New Policy on RoadTest Product Returns
If a RoadTester has not completed or decides not to complete a RoadTest review, I felt that the product should be returned so I can send it to another person who applied. This policy has caused some inconvenience and some complaints. I took this problem to my supervisor. After have a long discussion about it with my supervisor, I will not be asking that all products will be returned. We will probably establish a minimum threshold for return in the $100-200 range and up. I think we came to the conclusion that a returns policy is not the issue that needs to be addressed; rather, we need to modify our application screening process such that the people I choose do indeed complete their reviews. Expect to see a small modification to the application going forward.
The Student's RoadTest
We also had a long discussion about how to get more students (first or second year undergraduate) involved in roadtests. We realize that students are still learning about electronics and may not have the background to do a RoadTest that an experienced engineer may write. And that's fine. What I will be rolling out in the next few months is the Student's RoadTest with clear expectations what this special group needs to do in a RoadTest.
Policy Reminder: Multiple Accounts Don't Count
If I haven't explicitly clarified it before, let me do it now. If someone is applying for a RoadTest under two or three different accounts, both applications will be disqualified.

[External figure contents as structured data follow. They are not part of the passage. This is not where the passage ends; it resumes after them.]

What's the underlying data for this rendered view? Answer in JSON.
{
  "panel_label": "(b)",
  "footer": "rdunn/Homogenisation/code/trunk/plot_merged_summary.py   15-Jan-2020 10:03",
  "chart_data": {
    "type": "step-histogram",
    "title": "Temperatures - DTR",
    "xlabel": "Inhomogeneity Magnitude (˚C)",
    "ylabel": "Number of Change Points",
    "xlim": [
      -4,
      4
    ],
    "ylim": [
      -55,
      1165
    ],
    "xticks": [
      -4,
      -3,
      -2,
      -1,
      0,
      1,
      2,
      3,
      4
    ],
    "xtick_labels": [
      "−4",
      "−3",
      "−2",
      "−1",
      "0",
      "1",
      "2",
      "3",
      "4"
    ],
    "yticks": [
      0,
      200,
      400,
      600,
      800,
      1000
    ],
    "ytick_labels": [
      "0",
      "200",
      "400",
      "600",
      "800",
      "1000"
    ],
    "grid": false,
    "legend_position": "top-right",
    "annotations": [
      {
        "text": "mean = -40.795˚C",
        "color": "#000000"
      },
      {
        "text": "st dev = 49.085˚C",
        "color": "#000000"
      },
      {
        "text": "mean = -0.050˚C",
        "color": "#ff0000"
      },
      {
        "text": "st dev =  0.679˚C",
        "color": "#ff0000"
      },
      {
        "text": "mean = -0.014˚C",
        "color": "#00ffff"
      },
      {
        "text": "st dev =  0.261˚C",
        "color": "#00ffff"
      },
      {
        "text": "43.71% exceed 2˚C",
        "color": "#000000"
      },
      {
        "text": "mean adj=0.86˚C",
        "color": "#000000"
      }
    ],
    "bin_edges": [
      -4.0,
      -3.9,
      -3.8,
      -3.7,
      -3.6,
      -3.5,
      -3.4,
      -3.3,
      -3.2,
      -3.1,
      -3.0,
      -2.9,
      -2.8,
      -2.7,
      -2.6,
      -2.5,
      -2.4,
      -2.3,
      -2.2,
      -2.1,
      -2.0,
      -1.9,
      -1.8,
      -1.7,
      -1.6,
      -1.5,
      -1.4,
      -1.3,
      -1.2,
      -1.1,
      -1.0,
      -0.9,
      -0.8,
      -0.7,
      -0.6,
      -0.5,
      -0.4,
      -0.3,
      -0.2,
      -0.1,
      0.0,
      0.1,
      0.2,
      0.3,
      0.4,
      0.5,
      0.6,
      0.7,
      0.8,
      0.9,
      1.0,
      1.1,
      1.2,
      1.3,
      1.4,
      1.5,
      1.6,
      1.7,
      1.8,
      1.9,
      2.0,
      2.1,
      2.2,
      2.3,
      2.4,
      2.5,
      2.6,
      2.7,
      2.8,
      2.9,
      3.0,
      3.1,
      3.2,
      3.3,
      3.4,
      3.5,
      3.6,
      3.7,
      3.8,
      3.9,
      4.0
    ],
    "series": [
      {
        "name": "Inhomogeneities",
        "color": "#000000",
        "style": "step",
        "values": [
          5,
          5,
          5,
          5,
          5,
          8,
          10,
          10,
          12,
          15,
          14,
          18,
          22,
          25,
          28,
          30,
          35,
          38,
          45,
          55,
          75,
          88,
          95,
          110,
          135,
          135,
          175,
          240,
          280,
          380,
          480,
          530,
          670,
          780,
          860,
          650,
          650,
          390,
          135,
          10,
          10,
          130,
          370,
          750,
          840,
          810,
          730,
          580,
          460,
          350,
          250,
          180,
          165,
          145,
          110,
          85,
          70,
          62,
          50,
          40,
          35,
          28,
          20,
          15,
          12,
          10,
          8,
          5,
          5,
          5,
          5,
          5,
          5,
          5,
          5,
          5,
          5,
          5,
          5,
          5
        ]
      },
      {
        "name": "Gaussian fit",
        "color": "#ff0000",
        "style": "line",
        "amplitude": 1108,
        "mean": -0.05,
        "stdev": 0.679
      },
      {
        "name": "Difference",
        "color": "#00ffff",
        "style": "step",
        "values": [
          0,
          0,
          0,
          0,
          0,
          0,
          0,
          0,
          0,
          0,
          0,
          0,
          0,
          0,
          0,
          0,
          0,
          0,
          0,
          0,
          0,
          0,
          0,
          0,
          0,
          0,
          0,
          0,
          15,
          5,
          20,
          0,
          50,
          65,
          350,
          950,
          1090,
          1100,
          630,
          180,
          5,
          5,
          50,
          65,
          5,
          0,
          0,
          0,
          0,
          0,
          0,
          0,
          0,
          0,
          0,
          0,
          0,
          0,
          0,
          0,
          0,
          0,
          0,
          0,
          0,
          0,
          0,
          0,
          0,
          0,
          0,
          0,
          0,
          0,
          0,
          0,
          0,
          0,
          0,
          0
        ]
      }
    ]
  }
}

New Emphasis on Community Participation in Selecting RoadTesters
While we are getting reviews done at a better rate than in the past, there are still a considerable number of reviews that never are written. I audit the roadtests regularly and it is clear to me that a good number of people who do not write reviews do not participate on the community. If you are engaged (e.g., write a blog, make a comment, take a quiz, watch a webinar) you are more likely to write your review. So, I will be re-emphasizing community participation in selecting roadtesters. Watch for changes in the roadtest application.
Don't Know Enough to Be a RoadTester--Not!
I recently ran a poll/discussion on why a member is not more active in the RoadTest Program: Poll: How Can I Get You More Active In The RoadTest Program? One of the things that came up is that some people feel they are not as knowledgeable as they need to be to perform a RoadTest. But isn't that the point of a RoadTest? You take the challenge of doing a RoadTest to learn. Yes, you need to understand the basic idea of the product and you need to be able to comprehend the docs. But then go at it and ask questions. That is why there is a comments section on the RoadTest page. Ask the community questions, and I'm sure they will help you. If you feel you need a mentor, I will ask experienced members if they would have a bit of time to provide special help. So, reach out to me. Your questions can help all the people who are reading the comments also seeking help. Last thing: suggest some products you feel you know enough to roadtest. I will see if I can put them on the schedule.